Accepted Papers

  • FILESHADER: Entrusted Data Integration Using Hash Server
    Juhyeon Oh and Chae Y.Lee, Korea Advanced Institute of Science and Technology, South Korea
    The importance of security is increasing in a current network system. We have found a big security weakness at the file integration when the people download or upload a file and propose a novel solution how to ensure the security of a file. In particular, hash value can be applied to ensure a file due to a speed and architecture of file transfer. Hash server stores all the hash values which are updated by file provider and client can use these values to entrust file when it downloads. FileShader detects to file changes correctly, and we observed that it did not show big performance degradation. We expect FileShader can be applied current network systems practically, and it can increase a security level of all internet users.
  • COQUEL: A Conceptual Query Language Based on the Entity-Relationship Model
    Rafael Bello and Jorge Lloret, University of Zaragoza, Spain
    As more and more collections of data are available on the Internet, end users but not experts in Computer Science demand easy solutions for retrieving data from these collections. A good solution for these users is the conceptual query languages, which facilitate the composition of queries by means of a graphical interface. In this paper, we present (1) CoQueL, a conceptual query language specified on E/R models and (2) a translation architecture for translating CoQueL queries into languages such as XQuery or SQL..
  • Feature Selection-Model-Based Content Analysis for Combating Web Spam
    Shipra Mittal and Akanksha Juneja, National Institute of Technology, India
    With the increasing growth of Internet and World Wide Web, information retrieval (IR) has attracted much attention in recent years. Quick, accurate and quality information mining is the core concern of successful search companies. Likewise, spammers try to manipulate IR system to fulfil their stealthy needs. Spamdexing, (also known as web spamming) is one of the spamming techniques of adversarial IR, allowing users to exploit ranking of specific documents in search engine result page (SERP). Spammers take advantage of different features of web indexing system for notorious motives. Suitable machine learning approaches can be useful in analysis of spam patterns and automated detection of spam. This paper examines content based features of web documents and discusses the potential of feature selection (FS) in upcoming studies to combat web spam. The objective of feature selection is to select the salient features to improve prediction performance and to understand the underlying data generation techniques. A publically available web data set namely WEBSPAM-UK2007 is used for all evaluations.

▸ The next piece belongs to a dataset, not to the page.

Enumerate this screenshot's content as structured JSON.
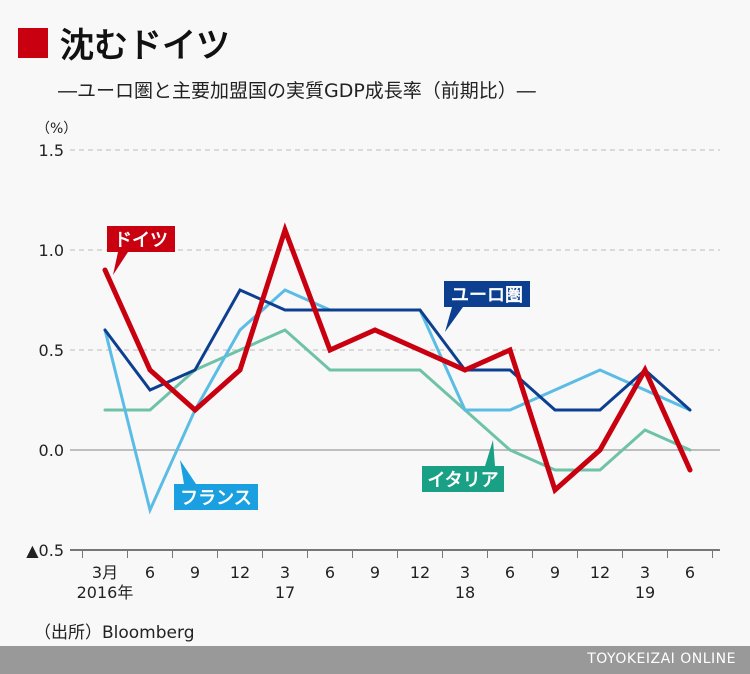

  • A Fuzzy Based Semantic Search Engine for Document Retrieval in a Personalized Data Space
    S.V.Manisekaran and J.Sathishkumar, Anna University Regional Campus Coimbatore, India
    Classifying the content oriented search in a personalized document-spaceoften becomes inconvenient and inconsistentdue to the need to reach the actual want of the user. The traditional search tools consider the query as it is and hence imposes on restrictions in collecting the relevant data. This work proposes a fuzzy based content search in which the scoring of content is gathered from inverse document frequency mechanism.The queries are fuzzified and also involved in scoring part of information retrieval to explore the users real component of interest in the query.